Two additional considerations for advancing the science of learning and research on youth development more broadly are the application of scientific findings to real-world contexts. With our proposal, we aim to contribute to the scientific literature that can be insightful to improve the well-being of adolescents across the world. To do that, it is essential that researchers consider the contexts in which adolescents develop, such as schools. Further, there is a need for researchers to conduct studies with practical applications to the lives of adolescents. Our study will shed light on how one component of learning (i.e., feedback sensitivity), is affected by youths' emotion-regulation skills. These domains have rarely been examined together in the context of learning. The proposed studies address these gaps in the literature and the findings may provide educators working with youth who struggle with negative emotions and impaired regulation new perspectives on how to structure the learning environment in a way that helps youth learn.

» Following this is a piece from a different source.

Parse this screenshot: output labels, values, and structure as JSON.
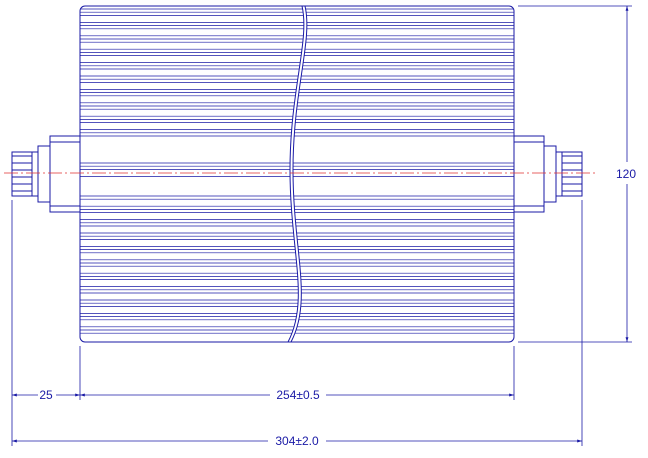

Finally, our proposed study uses a novel, innovative design that combines ecological and experimental methods to examine the relative influence of feedback sensitivity and emotions on learning and academic performance during adolescence, a critical period during which emotional experiences are highly salient and self-regulatory abilities are still developing. The proposed study represents our initiative to study the real-world implications of adolescents' feedback sensitivity and emotionality. The implications of our findings have great potential to enhance prevention and intervention strategies to promote positive youth development.